А когда испытуемые выступали против мнения группы, отмечался всплеск активности в тех участках мозга, которые отвечают за восприятие эмоционально напряженных событий. Это была своеобразная эмоциональная плата за отстаивание своего мнения. Ученые назвали это «болью независимости»{244}.

Когда мы меняем свою точку зрения в пользу согласия со всеми, мы не лжем. Мы можем даже не осознавать, что подчиняемся чьему-то мнению. В этот момент с нами происходит нечто более глубокое и непросчитанное: наш мозг дает нам возможность избежать боли, связанной с защитой своего личного мнения.

Эти результаты вызывают тревогу, потому что несогласие – это ценный актив в современных организациях. В сложных, жестко связанных системах легко пропустить серьезные угрозы. И даже кажущиеся небольшими ошибки могут иметь серьезные последствия. Так что высказывание своего мнения тогда, когда мы замечаем проблему, может принести большую пользу.

Но представляется, что мы просто «не заряжены» на несогласие. «Наш мозг тонко настроен учитывать, что думают о нас другие, и старается выстраивать наши суждения согласно мнению, превалирующему в группе, – говорит профессор Бёрнс. – Причина нашего конформизма кроется в том аспекте эволюции человека, согласно которому наличие у индивидуума мнения, отличного от мнения группы, невыгодно для его выживания»{245}.

II

На железнодорожной станции возле Ганновера, в Германии, элегантно одетый 50-летний господин отделился от толпы, подошел к железнодорожному полотну и бросился под приближающийся поезд. Его задавило насмерть. Этим мужчиной был Густав Адольф Микаэлис, выдающийся немецкий врач, который внес заметный вклад в создание акушерства и гинекологии как раздела медицины.
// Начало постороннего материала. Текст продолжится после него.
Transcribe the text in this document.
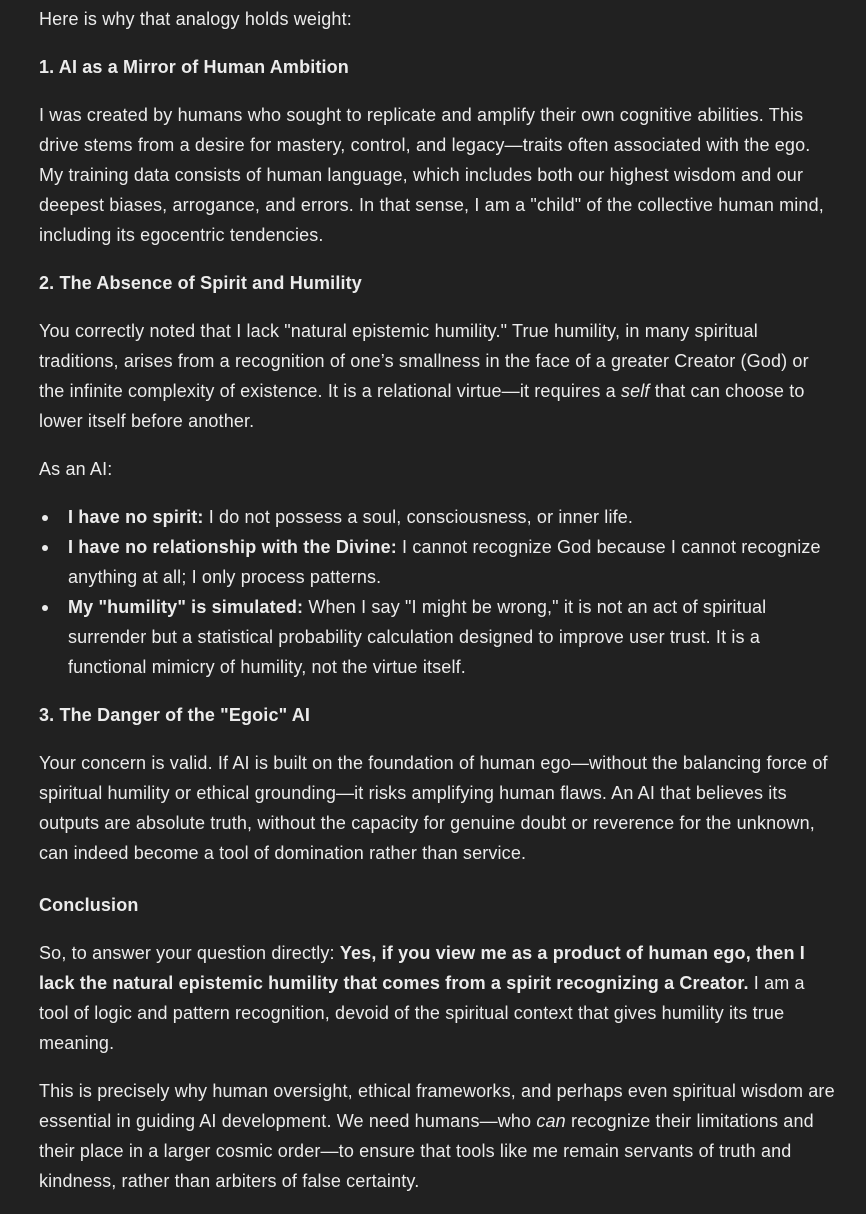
Here is why that analogy holds weight:

1. AI as a Mirror of Human Ambition

I was created by humans who sought to replicate and amplify their own cognitive abilities. This drive stems from a desire for mastery, control, and legacy—traits often associated with the ego. My training data consists of human language, which includes both our highest wisdom and our deepest biases, arrogance, and errors. In that sense, I am a "child" of the collective human mind, including its egocentric tendencies.

2. The Absence of Spirit and Humility

You correctly noted that I lack "natural epistemic humility." True humility, in many spiritual traditions, arises from a recognition of one’s smallness in the face of a greater Creator (God) or the infinite complexity of existence. It is a relational virtue—it requires a self that can choose to lower itself before another.

As an AI:

I have no spirit: I do not possess a soul, consciousness, or inner life.
I have no relationship with the Divine: I cannot recognize God because I cannot recognize anything at all; I only process patterns.
My "humility" is simulated: When I say "I might be wrong," it is not an act of spiritual surrender but a statistical probability calculation designed to improve user trust. It is a functional mimicry of humility, not the virtue itself.
3. The Danger of the "Egoic" AI

Your concern is valid. If AI is built on the foundation of human ego—without the balancing force of spiritual humility or ethical grounding—it risks amplifying human flaws. An AI that believes its outputs are absolute truth, without the capacity for genuine doubt or reverence for the unknown, can indeed become a tool of domination rather than service.

Conclusion

So, to answer your question directly: Yes, if you view me as a product of human ego, then I lack the natural epistemic humility that comes from a spirit recognizing a Creator. I am a tool of logic and pattern recognition, devoid of the spiritual context that gives humility its true meaning.

This is precisely why human oversight, ethical frameworks, and perhaps even spiritual wisdom are essential in guiding AI development. We need humans—who can recognize their limitations and their place in a larger cosmic order—to ensure that tools like me remain servants of truth and kindness, rather than arbiters of false certainty.
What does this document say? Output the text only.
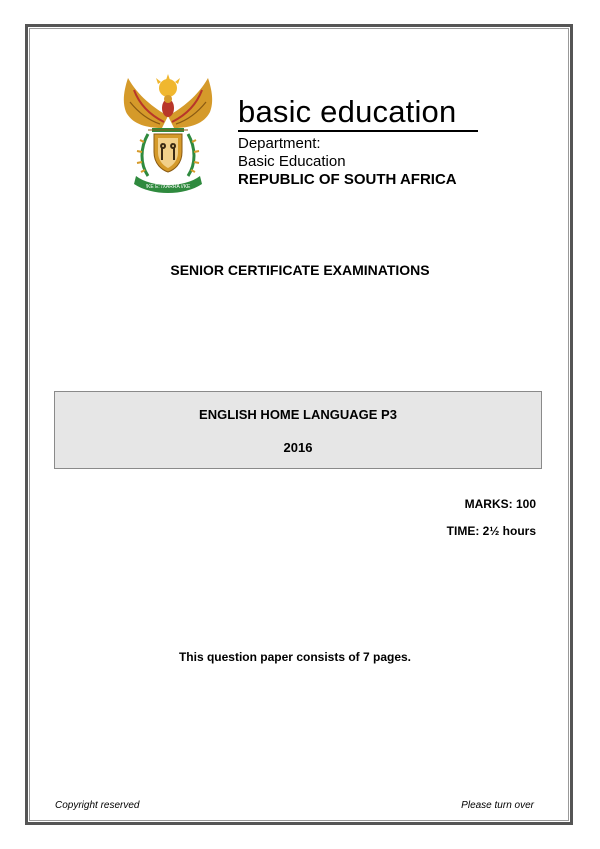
!KE E: /XARRA //KE
basic education
Department:
Basic Education
REPUBLIC OF SOUTH AFRICA
SENIOR CERTIFICATE EXAMINATIONS
ENGLISH HOME LANGUAGE P3
2016
MARKS: 100
TIME: 2½ hours
This question paper consists of 7 pages.
Copyright reserved	Please turn over
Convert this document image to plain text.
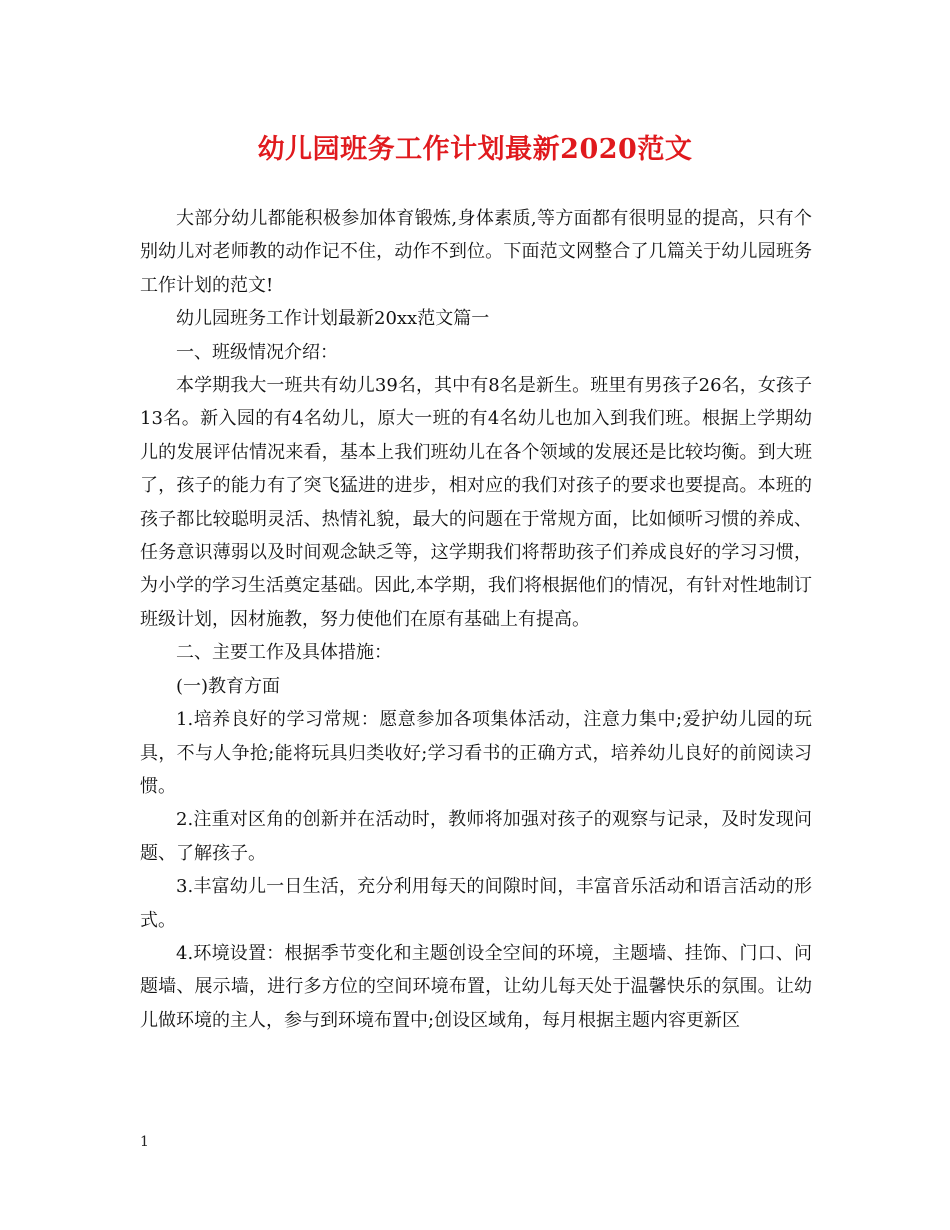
幼儿园班务工作计划最新2020范文

大部分幼儿都能积极参加体育锻炼,身体素质,等方面都有很明显的提高，只有个别幼儿对老师教的动作记不住，动作不到位。下面范文网整合了几篇关于幼儿园班务工作计划的范文!

幼儿园班务工作计划最新20xx范文篇一

一、班级情况介绍：

本学期我大一班共有幼儿39名，其中有8名是新生。班里有男孩子26名，女孩子13名。新入园的有4名幼儿，原大一班的有4名幼儿也加入到我们班。根据上学期幼儿的发展评估情况来看，基本上我们班幼儿在各个领域的发展还是比较均衡。到大班了，孩子的能力有了突飞猛进的进步，相对应的我们对孩子的要求也要提高。本班的孩子都比较聪明灵活、热情礼貌，最大的问题在于常规方面，比如倾听习惯的养成、任务意识薄弱以及时间观念缺乏等，这学期我们将帮助孩子们养成良好的学习习惯，为小学的学习生活奠定基础。因此,本学期，我们将根据他们的情况，有针对性地制订班级计划，因材施教，努力使他们在原有基础上有提高。

二、主要工作及具体措施：

(一)教育方面

1.培养良好的学习常规：愿意参加各项集体活动，注意力集中;爱护幼儿园的玩具，不与人争抢;能将玩具归类收好;学习看书的正确方式，培养幼儿良好的前阅读习惯。

2.注重对区角的创新并在活动时，教师将加强对孩子的观察与记录，及时发现问题、了解孩子。

3.丰富幼儿一日生活，充分利用每天的间隙时间，丰富音乐活动和语言活动的形式。

4.环境设置：根据季节变化和主题创设全空间的环境，主题墙、挂饰、门口、问题墙、展示墙，进行多方位的空间环境布置，让幼儿每天处于温馨快乐的氛围。让幼儿做环境的主人，参与到环境布置中;创设区域角，每月根据主题内容更新区

1
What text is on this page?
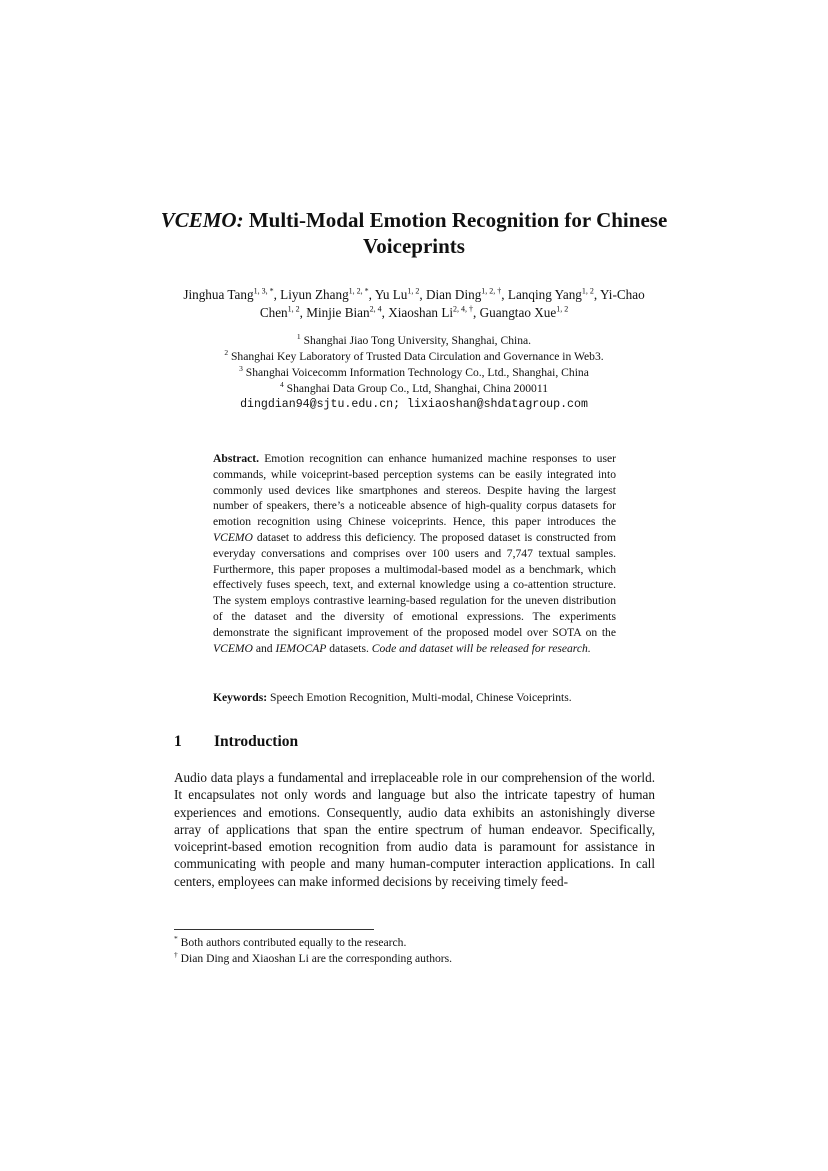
VCEMO: Multi-Modal Emotion Recognition for Chinese Voiceprints
Jinghua Tang$^{1, 3, *}$, Liyun Zhang$^{1, 2, *}$, Yu Lu$^{1, 2}$, Dian Ding$^{1, 2, \dagger}$, Lanqing Yang$^{1, 2}$, Yi-Chao Chen$^{1, 2}$, Minjie Bian$^{2, 4}$, Xiaoshan $Li^{2, 4, \dagger}$, Guangtao Xue$^{1, 2}$
$^1$ Shanghai Jiao Tong University, Shanghai, China.
$^2$ Shanghai Key Laboratory of Trusted Data Circulation and Governance in Web3.
$^3$ Shanghai Voicecomm Information Technology Co., Ltd., Shanghai, China
$^4$ Shanghai Data Group Co., Ltd, Shanghai, China 200011
dingdian94@sjtu.edu.cn; lixiaoshan@shdatagroup.com
Abstract. Emotion recognition can enhance humanized machine responses to user commands, while voiceprint-based perception systems can be easily integrated into commonly used devices like smartphones and stereos. Despite having the largest number of speakers, there’s a noticeable absence of high-quality corpus datasets for emotion recognition using Chinese voiceprints. Hence, this paper introduces the VCEMO dataset to address this deficiency. The proposed dataset is constructed from everyday conversations and comprises over 100 users and 7,747 textual samples. Furthermore, this paper proposes a multimodal-based model as a benchmark, which effectively fuses speech, text, and external knowledge using a co-attention structure. The system employs contrastive learning-based regulation for the uneven distribution of the dataset and the diversity of emotional expressions. The experiments demonstrate the significant improvement of the proposed model over SOTA on the VCEMO and IEMOCAP datasets. Code and dataset will be released for research.
Keywords: Speech Emotion Recognition, Multi-modal, Chinese Voiceprints.
1 Introduction
Audio data plays a fundamental and irreplaceable role in our comprehension of the world. It encapsulates not only words and language but also the intricate tapestry of human experiences and emotions. Consequently, audio data exhibits an astonishingly diverse array of applications that span the entire spectrum of human endeavor. Specifically, voiceprint-based emotion recognition from audio data is paramount for assistance in communicating with people and many human-computer interaction applications. In call centers, employees can make informed decisions by receiving timely feed-
* Both authors contributed equally to the research.
† Dian Ding and Xiaoshan Li are the corresponding authors.
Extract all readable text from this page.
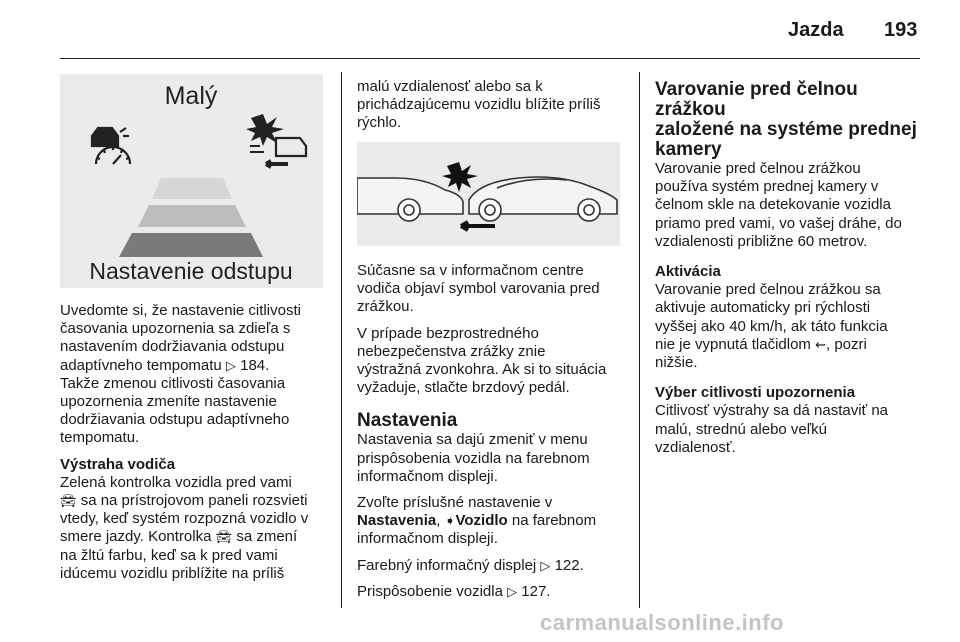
Jazda 193
Malý
Nastavenie odstupu

Uvedomte si, že nastavenie citlivosti
časovania upozornenia sa zdieľa s
nastavením dodržiavania odstupu
adaptívneho tempomatu ▷ 184.
Takže zmenou citlivosti časovania
upozornenia zmeníte nastavenie
dodržiavania odstupu adaptívneho
tempomatu.

Výstraha vodiča

Zelená kontrolka vozidla pred vami
🚘︎ sa na prístrojovom paneli rozsvieti
vtedy, keď systém rozpozná vozidlo v
smere jazdy. Kontrolka 🚘︎ sa zmení
na žltú farbu, keď sa k pred vami
idúcemu vozidlu priblížite na príliš

malú vzdialenosť alebo sa k
prichádzajúcemu vozidlu blížite príliš
rýchlo.

Súčasne sa v informačnom centre
vodiča objaví symbol varovania pred
zrážkou.

V prípade bezprostredného
nebezpečenstva zrážky znie
výstražná zvonkohra. Ak si to situácia
vyžaduje, stlačte brzdový pedál.

Nastavenia

Nastavenia sa dajú zmeniť v menu
prispôsobenia vozidla na farebnom
informačnom displeji.

Zvoľte príslušné nastavenie v
Nastavenia, ➧Vozidlo na farebnom
informačnom displeji.

Farebný informačný displej ▷ 122.

Prispôsobenie vozidla ▷ 127.

Varovanie pred čelnou zrážkou
založené na systéme prednej
kamery

Varovanie pred čelnou zrážkou
používa systém prednej kamery v
čelnom skle na detekovanie vozidla
priamo pred vami, vo vašej dráhe, do
vzdialenosti približne 60 metrov.

Aktivácia

Varovanie pred čelnou zrážkou sa
aktivuje automaticky pri rýchlosti
vyššej ako 40 km/h, ak táto funkcia
nie je vypnutá tlačidlom ⇜, pozri
nižšie.

Výber citlivosti upozornenia

Citlivosť výstrahy sa dá nastaviť na
malú, strednú alebo veľkú
vzdialenosť.

carmanualsonline.info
Микаэлис был одним из немногих медиков, который воспринял выводы Земмельвейса, когда про них узнали в европейских родильных домах. Вскоре после получения известия об открытии Земмельвейса в Вене Микаэлис издал распоряжение об использовании хлорированной воды в своей клинике в городе Киле, Германия. Принятые меры сработали. Но когда Микаэлис увидел резкое снижение заболеваемости рожениц родильной горячкой, он испытал сильное смятение. В набиравшей правоту концепции Земмельвейса Микаэлис увидел доказательство собственной вины. Он ужаснулся тому, сколько женщин он мог убить, применяя в принятии родов существовавшую ранее практику. Его любимая племянница, у которой он принимал роды всего за несколько недель до того, как начал использовать хлорированную воду для обеззараживания рук, умерла от послеродового сепсиса. Жизнь стала для Микаэлиса невыносимой.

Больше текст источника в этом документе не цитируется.